Greetings! I’m Sara Vaca, independent consultant at and Creative Advisor of this blog. I started with this post (link) observing where and how evaluation can use a dash of creativity, and now I’m going to share my experience using creativity to better understand evaluation.

After my first AEA conference in Washington D.C. (October 2013), during my daily stroll, all the words and concepts I had been hearing during that week –mixed methods, rubrics, approaches, participation, values, dashboards, etc.- were flying around in my head. I was wondering: there are so many different possibilities (stance, paradigm, approach, methods) to design an evaluation, and yet they are not clearly visible in evaluation reports…

Suddenly, it all clicked in my mind and I thought: What if you could see many of these evaluator’s decisions in just one page? I know! I will create a “meta-evaluation” dashboard!

Some months later, after much reading and research and many sketches and drafts, I came up with this dashboard, where you can see reflected in a very visual way 10 (for me) major issues of an evaluation:

  1. Complexity
  2. Purpose ranking
  3. Evaluative synthesis thermometer
  4. Participation scan
  5. Sampling decisions
  6. Mix-methods scan
  7. Core tools
  8. Credible evidence
  9. Evaluation standards and
  10. Evaluation outputs.

Vaca 3

Initially, the Dashboard can be used to visualize the evaluation methodology of an evaluation report after its completion. Or it can be used by evaluators to explain the methodology they have followed.

Also it is a tool for meta-evaluating and quality assurance. But, it can also be used to visualize an evaluation design prior to its realization. Finally, it can be useful in discussing evaluation design with evaluation commissioners, to explore various options. And, it could be used to show the evaluation design proposed by the commissioner in the Terms of Reference. Or, even to teach evalution.
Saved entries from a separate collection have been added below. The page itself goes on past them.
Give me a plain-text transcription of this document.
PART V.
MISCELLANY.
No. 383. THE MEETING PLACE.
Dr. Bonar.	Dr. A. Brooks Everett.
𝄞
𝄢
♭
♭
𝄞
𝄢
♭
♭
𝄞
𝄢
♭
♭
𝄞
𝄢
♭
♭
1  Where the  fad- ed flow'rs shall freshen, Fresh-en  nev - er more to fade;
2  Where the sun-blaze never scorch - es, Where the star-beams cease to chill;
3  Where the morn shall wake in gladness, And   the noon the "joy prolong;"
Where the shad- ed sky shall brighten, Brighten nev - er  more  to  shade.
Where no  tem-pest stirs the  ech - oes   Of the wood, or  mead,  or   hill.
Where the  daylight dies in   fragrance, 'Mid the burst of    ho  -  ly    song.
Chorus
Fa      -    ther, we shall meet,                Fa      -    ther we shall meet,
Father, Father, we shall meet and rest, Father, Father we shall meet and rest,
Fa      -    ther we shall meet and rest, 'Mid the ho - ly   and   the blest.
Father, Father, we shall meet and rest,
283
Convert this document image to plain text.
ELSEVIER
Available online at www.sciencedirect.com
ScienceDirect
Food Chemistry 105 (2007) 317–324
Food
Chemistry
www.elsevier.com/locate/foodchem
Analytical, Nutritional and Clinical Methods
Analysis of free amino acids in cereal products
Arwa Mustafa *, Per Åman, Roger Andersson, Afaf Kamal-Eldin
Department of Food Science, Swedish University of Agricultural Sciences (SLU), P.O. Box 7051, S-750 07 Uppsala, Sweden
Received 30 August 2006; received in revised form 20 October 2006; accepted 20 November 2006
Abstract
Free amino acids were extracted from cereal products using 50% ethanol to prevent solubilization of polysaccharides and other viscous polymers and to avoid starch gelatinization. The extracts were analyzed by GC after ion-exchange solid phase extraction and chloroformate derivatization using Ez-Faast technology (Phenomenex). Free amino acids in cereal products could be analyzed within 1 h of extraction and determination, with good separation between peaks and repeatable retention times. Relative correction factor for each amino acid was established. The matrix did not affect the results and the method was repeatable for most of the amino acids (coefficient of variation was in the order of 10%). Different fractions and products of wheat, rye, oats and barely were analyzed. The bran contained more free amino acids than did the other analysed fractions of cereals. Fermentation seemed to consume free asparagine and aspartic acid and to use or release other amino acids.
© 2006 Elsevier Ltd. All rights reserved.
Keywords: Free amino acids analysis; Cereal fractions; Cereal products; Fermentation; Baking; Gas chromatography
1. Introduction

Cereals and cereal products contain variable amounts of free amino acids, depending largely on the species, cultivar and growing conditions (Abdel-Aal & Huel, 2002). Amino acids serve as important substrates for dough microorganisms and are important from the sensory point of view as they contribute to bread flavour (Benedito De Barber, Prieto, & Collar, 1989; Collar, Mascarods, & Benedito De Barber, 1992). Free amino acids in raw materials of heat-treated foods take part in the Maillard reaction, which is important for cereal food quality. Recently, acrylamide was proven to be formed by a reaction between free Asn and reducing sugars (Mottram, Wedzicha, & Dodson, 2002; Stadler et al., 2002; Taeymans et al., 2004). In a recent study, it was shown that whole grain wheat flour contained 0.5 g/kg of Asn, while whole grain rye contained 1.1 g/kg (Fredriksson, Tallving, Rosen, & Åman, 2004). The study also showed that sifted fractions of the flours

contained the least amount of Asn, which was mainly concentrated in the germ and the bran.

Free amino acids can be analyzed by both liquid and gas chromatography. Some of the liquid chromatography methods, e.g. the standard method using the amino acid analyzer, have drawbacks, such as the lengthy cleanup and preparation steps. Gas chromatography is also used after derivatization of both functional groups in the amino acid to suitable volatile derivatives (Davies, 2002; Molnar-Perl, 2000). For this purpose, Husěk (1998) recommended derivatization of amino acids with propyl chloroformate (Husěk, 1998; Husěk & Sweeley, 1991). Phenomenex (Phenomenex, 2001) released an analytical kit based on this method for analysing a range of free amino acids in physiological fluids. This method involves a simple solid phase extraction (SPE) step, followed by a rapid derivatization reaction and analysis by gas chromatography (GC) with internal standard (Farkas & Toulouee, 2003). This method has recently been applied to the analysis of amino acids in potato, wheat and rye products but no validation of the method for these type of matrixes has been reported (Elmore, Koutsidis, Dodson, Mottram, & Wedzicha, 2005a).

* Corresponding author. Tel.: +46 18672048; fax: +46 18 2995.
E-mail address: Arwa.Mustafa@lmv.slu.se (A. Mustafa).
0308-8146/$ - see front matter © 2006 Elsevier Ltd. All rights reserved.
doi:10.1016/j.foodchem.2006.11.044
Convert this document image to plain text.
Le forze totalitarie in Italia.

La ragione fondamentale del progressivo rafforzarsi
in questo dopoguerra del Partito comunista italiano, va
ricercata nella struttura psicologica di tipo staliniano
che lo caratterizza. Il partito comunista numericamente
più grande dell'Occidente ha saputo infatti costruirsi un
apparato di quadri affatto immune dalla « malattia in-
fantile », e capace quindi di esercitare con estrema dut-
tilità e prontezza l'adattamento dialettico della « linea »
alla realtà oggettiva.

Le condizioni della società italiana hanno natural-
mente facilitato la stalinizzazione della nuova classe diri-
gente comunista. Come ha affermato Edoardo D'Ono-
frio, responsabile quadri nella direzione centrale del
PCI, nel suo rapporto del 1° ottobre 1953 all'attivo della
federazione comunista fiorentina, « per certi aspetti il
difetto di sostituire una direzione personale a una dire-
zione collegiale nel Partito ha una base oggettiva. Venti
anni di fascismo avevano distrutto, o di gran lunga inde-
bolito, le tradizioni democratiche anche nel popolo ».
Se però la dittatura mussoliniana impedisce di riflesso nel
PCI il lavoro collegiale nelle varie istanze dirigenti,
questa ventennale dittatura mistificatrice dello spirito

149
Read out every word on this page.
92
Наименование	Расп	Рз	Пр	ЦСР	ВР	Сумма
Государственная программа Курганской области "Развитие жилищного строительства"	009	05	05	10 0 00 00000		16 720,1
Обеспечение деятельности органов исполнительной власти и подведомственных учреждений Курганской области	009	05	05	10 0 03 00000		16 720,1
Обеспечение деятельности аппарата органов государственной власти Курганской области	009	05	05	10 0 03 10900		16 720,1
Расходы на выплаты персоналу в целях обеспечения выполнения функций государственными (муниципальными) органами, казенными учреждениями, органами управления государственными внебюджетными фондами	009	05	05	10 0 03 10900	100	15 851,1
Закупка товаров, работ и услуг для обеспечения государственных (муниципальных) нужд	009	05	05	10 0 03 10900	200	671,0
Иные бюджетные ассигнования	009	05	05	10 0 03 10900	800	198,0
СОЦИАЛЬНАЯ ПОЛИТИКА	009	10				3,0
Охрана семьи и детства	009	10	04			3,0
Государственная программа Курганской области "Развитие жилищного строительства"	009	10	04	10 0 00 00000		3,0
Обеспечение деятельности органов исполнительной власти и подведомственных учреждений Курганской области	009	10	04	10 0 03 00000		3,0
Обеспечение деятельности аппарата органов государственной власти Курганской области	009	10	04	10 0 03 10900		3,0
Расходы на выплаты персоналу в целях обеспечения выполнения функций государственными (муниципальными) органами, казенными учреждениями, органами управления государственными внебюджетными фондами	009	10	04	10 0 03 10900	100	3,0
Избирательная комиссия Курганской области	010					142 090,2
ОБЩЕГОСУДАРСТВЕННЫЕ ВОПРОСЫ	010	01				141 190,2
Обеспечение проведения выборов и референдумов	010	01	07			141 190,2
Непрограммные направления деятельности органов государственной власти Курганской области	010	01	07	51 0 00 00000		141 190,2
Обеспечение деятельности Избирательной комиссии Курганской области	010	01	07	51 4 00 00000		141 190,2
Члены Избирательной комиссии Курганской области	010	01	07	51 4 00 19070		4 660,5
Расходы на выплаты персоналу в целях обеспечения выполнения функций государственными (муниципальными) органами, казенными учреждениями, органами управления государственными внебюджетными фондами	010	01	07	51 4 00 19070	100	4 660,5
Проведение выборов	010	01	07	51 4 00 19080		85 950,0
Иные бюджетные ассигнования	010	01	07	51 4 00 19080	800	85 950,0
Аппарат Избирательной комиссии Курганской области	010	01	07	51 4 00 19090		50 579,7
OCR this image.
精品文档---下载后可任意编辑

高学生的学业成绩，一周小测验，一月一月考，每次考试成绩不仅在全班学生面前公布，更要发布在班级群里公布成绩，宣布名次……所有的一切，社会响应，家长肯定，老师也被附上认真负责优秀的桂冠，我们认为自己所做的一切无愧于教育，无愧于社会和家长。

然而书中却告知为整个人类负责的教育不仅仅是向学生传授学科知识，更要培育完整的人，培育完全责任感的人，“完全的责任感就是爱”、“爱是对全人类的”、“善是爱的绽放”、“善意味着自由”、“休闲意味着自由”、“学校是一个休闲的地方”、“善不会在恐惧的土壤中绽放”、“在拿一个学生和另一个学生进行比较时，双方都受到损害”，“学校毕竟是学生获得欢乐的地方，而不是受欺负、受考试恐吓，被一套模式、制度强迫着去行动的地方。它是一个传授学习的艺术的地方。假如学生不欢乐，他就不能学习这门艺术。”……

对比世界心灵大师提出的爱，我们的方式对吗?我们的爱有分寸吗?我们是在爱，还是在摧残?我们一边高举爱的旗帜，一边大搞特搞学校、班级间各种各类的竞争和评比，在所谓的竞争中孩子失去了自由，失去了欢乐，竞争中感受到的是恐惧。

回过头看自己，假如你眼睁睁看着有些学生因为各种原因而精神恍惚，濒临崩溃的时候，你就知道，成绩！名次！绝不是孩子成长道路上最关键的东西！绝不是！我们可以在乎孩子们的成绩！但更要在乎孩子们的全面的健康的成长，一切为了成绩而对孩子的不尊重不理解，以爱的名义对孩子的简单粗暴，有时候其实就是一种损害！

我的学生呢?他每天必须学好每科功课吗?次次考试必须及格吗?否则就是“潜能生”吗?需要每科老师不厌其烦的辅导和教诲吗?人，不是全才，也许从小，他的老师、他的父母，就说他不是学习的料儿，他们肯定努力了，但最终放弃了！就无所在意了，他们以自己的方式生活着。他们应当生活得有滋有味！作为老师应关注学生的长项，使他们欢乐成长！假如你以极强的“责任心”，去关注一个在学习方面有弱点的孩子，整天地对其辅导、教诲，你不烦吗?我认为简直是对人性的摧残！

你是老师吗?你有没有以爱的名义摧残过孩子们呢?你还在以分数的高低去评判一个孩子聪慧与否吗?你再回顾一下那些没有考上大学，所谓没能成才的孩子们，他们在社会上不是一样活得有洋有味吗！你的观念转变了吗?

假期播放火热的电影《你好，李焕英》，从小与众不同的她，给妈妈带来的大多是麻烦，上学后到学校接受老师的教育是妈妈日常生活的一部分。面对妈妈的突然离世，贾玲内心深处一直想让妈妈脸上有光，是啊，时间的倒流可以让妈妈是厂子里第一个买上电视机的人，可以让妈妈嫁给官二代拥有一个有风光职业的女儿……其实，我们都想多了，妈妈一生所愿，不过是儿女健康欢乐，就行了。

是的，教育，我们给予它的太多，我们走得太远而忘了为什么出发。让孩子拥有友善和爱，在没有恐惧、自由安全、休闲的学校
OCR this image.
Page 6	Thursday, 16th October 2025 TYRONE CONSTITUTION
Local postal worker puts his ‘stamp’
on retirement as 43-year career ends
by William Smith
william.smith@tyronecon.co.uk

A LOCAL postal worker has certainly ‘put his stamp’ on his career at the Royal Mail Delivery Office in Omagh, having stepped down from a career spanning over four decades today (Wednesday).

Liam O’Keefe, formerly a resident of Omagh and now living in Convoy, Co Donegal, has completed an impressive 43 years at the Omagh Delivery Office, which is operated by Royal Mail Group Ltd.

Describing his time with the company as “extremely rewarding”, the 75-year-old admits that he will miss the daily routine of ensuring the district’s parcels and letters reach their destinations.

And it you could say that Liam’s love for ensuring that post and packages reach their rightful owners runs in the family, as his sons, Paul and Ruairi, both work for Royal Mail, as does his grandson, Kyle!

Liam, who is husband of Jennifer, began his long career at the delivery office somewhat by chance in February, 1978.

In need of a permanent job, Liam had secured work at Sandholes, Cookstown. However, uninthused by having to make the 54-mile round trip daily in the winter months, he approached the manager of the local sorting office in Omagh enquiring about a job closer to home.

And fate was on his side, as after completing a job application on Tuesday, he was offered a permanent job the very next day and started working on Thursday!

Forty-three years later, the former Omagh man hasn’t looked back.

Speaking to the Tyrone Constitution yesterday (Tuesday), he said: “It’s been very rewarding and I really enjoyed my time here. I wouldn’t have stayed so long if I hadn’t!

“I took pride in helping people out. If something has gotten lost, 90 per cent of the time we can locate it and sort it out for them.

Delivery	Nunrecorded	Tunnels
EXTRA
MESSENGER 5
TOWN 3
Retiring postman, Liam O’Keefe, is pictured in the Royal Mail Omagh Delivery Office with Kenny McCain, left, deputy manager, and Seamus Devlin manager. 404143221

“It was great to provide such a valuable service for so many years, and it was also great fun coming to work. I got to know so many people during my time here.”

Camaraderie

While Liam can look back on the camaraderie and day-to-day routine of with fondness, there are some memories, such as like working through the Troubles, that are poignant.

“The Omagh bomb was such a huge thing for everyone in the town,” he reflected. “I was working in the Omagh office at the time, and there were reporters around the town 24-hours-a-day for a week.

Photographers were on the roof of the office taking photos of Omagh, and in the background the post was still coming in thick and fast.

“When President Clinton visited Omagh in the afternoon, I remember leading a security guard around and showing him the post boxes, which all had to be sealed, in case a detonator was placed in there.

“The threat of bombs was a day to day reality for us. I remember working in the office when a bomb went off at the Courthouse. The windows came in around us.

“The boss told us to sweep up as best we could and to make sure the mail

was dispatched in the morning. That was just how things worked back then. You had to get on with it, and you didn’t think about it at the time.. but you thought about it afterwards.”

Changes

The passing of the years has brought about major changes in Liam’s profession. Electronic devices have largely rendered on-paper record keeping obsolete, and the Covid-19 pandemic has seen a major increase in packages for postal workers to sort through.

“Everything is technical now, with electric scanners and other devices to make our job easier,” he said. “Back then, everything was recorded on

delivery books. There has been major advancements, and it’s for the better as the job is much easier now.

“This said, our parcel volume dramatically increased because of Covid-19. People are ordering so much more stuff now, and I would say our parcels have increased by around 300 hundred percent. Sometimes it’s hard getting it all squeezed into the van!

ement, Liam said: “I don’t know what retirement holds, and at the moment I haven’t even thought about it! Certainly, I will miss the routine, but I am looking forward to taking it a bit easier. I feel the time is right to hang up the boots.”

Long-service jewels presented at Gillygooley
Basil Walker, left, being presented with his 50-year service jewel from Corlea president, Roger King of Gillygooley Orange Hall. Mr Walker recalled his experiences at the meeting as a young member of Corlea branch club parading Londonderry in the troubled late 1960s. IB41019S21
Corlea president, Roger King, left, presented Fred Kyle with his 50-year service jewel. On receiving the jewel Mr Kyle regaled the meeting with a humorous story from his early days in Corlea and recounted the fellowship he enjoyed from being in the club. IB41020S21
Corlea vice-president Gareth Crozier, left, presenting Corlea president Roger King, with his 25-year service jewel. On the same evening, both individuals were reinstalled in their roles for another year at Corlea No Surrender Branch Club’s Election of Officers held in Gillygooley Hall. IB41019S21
I presented it as a poster in both European Evaluation Society and Evaluation 2014 conferences (Dublin and Denver) and I would like to thank all the comments and feedback received, from the people who didn’t understand it at first, to those who told me that it was inspiring. Special thanks to Michael, Scriven, Jennifer Greene, Patricia Rogers, Jane Davidson, Beverly Parsons, Ian Davies and many others who took the time to take a look at it and comment on it.